Overall Morpurgo’s stories are not the heroic tales directly out of the mould of nineteenth century Englishness, the boy’s adventure story where no feat was too great. They are stories which are set in, and draw upon a very particular context both in terms of landscape and history. They are, however, stories about a different kind of heroism which is drawn from this nineteenth century model, a modified form applicable to a world still torn by conflict. The ethical and personal values are of stoicism, courage, trust, crossing boundaries and coming to understanding through personal interaction, caring, an humanitarian approach and listening to each other. These are the values which supercede the limitations of nationalism; which contain an ethical wisdom which transcend the immediacy of the everyday, which will translate into the future in an unpredictable world. Morpurgo takes the best from the past and introduces such both to the contemporary protagonists and contemporary readers.

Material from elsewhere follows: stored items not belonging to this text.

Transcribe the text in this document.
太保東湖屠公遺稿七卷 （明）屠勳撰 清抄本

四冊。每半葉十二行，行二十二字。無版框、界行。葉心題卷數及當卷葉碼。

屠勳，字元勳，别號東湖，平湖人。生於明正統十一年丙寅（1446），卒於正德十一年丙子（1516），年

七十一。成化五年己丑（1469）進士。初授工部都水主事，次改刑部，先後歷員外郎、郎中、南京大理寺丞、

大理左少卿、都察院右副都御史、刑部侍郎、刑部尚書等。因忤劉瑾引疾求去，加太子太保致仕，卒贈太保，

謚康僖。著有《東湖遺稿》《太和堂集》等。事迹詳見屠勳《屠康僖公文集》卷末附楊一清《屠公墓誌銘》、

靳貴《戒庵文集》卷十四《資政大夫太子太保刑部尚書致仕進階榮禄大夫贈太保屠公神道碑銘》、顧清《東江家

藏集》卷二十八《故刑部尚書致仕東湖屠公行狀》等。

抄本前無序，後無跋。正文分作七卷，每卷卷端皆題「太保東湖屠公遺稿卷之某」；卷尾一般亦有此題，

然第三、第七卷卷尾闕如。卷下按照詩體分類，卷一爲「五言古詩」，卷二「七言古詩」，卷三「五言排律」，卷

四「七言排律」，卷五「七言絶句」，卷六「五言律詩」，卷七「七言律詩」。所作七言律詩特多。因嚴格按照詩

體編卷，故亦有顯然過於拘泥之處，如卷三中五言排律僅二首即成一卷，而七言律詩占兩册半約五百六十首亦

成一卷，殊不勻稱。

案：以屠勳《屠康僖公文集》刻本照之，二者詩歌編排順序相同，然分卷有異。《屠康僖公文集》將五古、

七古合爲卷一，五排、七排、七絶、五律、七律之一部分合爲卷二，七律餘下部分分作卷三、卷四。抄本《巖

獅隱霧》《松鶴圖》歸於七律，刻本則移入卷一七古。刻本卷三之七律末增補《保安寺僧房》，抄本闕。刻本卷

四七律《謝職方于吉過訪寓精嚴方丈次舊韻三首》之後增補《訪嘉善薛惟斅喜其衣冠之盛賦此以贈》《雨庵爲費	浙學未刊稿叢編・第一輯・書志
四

One could critique Morpurgo’s position as Children’s Laureate in terms of lack of cultural representation – he does not, for example, broach matters of multi-culturalism, as did Anne Fine; nor consider the lives of urban children experiencing the dislocation of family as is evident in the changing and shifting domestic space of contemporary society in the UK so brilliantly captured and explored by Jacqueline Wilson. A great number of his stories take a male child as the central character. If one were to say that the Children’s Laureate should represent a writer who meets all the check boxes of political correctness of inclusion, then Morpurgo would be somewhat short on his list. However, thankfully, that is not the remit of selection, for as stated at the beginning, the award of the position of Children’s Laureate ‘recognises and highlights the importance of exceptional children’s authors in creating the readers of tomorrow.’ What Michael Morpurgo’s work creates through literary excellence in his carefully crafted and lyrically worded narratives is a world of experience and adventure, of sensitivity and reflection on a particular British context to re-discover the ethical values which one hopes will give the young readers of today the courage and understanding to make a better world in the future, one which will transcend the limitations of nationalism in a multiculturally aware world.
Works cited:
Hughes, Thomas. Tom Brown's Schooldays, 1857.
Morpurgo, Michael. Arthur High King of Britain: Pavilion Books Ltd, 1994.
——— Billy the Kid: Belitha Press, 2000.
——— The Butterfly Lion: CollinsChildrensBooks, 1996.
——— Kensuke's Kingdom: Heinemann, 1999.
——— Out of the Ashes: Macmillan, 2001.
——— Private Peaceful: HarperCollinsChildrensBooks, 2003.
——— The Sleeping Sword: Egmont, 2002.
——— War Horse: Kay & Ward Ltd, 1982.
——— War : Stories of Conflict: Macmillan Children's Books, 2005.